'Ne kadar güzel Türkçe konuştuğunuzu biliyoruz'
'Terör örgütü propagandası' yapmak suçlamasıyla yargılandığı davada Kürtçe savunma yapmak isteyen Hatip Dicle'ye Mahkeme Başkanı, "Sizin ne kadar güzel Türkçe konuştuğunuzu biliyoruz" dedi.
cumhuriyet.com.tr12 Haziran 2011'de yapılan Genel Seçim öncesi, Diyarbakır'da seçmenlerine gönderdiği mektupta 'terör örgütü propagandası' yaptığı gerekçesiyle hakkında 5 yıl hapis cezası istemiyle dava açılan Hatip Dicle'nin duruşmasına bugün devam edildi. Diyarbakır 7'nci Ağır Ceza Mahkemesi'nde devam eden davanın bugünkü duruşmasına, halen KCK'dan tutuklu bulunan Hatip Dicle'nin yanısıra, Dicle'nin gönderdiği mektubu mitingte okuyan ve tutuksuz yargılanan BDP Diyarbakır İl Başkanı Zübeyde Zümrüt de katıldı.
'Anadilimde savunma yapmak istiyorum'
Duruşmada söz hakkı verilen Hatip Dicle, 37 yıllık siyasetçi olduğunu belirterek, "Kürt kimliğim ve anadilim olan Kürtçe üzerindeki baskıları önlemek adına siyaset yapıyorum.
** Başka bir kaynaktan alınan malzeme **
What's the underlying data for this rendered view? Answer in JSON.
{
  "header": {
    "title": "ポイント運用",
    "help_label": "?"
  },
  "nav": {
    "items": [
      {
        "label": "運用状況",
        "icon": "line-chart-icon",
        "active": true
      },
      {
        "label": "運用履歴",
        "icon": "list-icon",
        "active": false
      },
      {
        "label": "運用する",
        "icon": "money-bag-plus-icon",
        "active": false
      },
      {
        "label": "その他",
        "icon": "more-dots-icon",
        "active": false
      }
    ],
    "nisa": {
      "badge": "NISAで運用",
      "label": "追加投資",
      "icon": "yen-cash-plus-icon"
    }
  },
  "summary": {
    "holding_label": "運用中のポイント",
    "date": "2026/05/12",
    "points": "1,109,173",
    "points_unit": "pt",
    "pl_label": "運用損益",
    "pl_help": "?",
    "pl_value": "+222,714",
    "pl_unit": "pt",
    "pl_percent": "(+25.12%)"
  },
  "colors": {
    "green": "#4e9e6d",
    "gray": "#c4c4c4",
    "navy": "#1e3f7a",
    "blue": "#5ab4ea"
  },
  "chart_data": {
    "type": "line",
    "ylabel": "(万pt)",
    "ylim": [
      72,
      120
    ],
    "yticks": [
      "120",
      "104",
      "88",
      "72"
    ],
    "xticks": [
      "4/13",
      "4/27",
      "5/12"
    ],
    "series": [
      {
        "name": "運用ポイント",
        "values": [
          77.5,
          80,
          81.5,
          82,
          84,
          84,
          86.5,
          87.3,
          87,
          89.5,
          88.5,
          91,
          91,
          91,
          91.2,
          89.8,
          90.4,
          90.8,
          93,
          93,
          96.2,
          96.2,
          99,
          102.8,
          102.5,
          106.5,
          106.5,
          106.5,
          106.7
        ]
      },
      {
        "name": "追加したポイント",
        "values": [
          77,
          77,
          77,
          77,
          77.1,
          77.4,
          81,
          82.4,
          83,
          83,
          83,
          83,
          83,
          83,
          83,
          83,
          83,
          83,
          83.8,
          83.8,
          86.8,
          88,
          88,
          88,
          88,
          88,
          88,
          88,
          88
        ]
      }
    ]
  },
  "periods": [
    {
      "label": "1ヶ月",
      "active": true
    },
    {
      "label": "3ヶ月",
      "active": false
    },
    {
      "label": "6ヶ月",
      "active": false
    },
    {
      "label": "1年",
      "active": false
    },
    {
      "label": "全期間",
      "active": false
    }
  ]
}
Kendim inşaat mühendisiyim, keşke böyle bir problem olmasa ve ben de inşaat mühendisliği yapabilseydim ve mahkemenizde yargılanmasaydım. Bugüne kadar şiddeti öven hiçbir konuşma yapmadım. Dava konusu olan mektubu seçim bölgem olan Lice İlçesi'nde okunması için ben hazırladım. İl Başkanı Zübeyde Hanım yazdığım mesajı okudu. Lozan Anlaşması'nda belirtildiği gibi azınlıkların başka dilde konuşma yapacakları ve mahkemede savunma yapacakları düzenlenmiştir. Kürtler bu ülkenin asli unsuru ise azınlıkların faydalandığı bir haktan nasıl yararlanamıyor? Anayasamıza göre uluslararası anlaşmalar iç hukuk mevzuatı hükmündedir ve bağlayıcıdır. Bu nedenlerden dolayı ben de anadilimde savunma yapmak istiyorum" dedi.
'Ne kadar güzel Türkçe konuştuğunuzu biliyoruz'
Hatip Dicle'nin Kürtçe savunma yapma isteği üzerine 7'nci Ağır Ceza Mahkemesi Başkanı Necati Türkmen araya girerek, "Biz televizyonlarda sizin ne kadar güzel Türkçe konuştuğunuzu biliyoruz. O güzel konuşmazınızı burada da yapın ve yargılama güzel bir şekilde sona ersin" dedi.
Mahkeme Başkanı'nın ifadelerine rağmen Kürtçe konuşmaya başlayan Dicle, "Anadilimde savunma yapmama izin verilmezse başka bir dilde konuşmayacağım" dedi.
Mahkeme Başkanı bunun üzerine 'Sanığın Türkçe dili dışında başka bir dilde bir kısım beyanlarda bulunduğu' ifadesini tutanaklara geçirtti.
Mahkeme heyeti, Dicle'nin sunduğu 3 sayfalık Türkçe savunmayı kabul ederken, 3 sayfalık Kürtçe savunmayı ise iade etti.
Kürtçe savunma talebine ret
Sanık ve avukatlarının Kürtçe savunma talebini değerlendiren mahkeme heyeti, sanıkların daha önce savunmalarını Türkçe yaptıklarını, eğitim ve sosyal konumları itibarı ile Türkçe'yi bildiklerini hatırlatarak, Kürtçe savunma talebini reddetti.
Sanık avukatı Fethi Gümüş, Kürtçe savunma talebinin reddinin hukuki olmadığını savunarak, "Usul yasamızda 202'nci madde açıktır, Kürtçe veya Türkçe bilip bilmeme şart olarak koşulmamıştır. Burada meramını hangi dilde anlatacağından bahsetmiştir. Bu nedenle anadilde savunma hakkının verilmesi gerekir. Ayrıca müvekkilimin mektubunda belirtilen 'Kürdistan' cümlesini Cumhurbaşkanı'ndan, Başbakan'a kadar birçok siyasetçi kullanıyor. Onlara suç olmuyor. Neden müvekkilim söyleyince suç oluyor?" dedi. Mahkeme heyeti, dosyadaki eksiklerin giderilmesi için duruşmayı erteledi.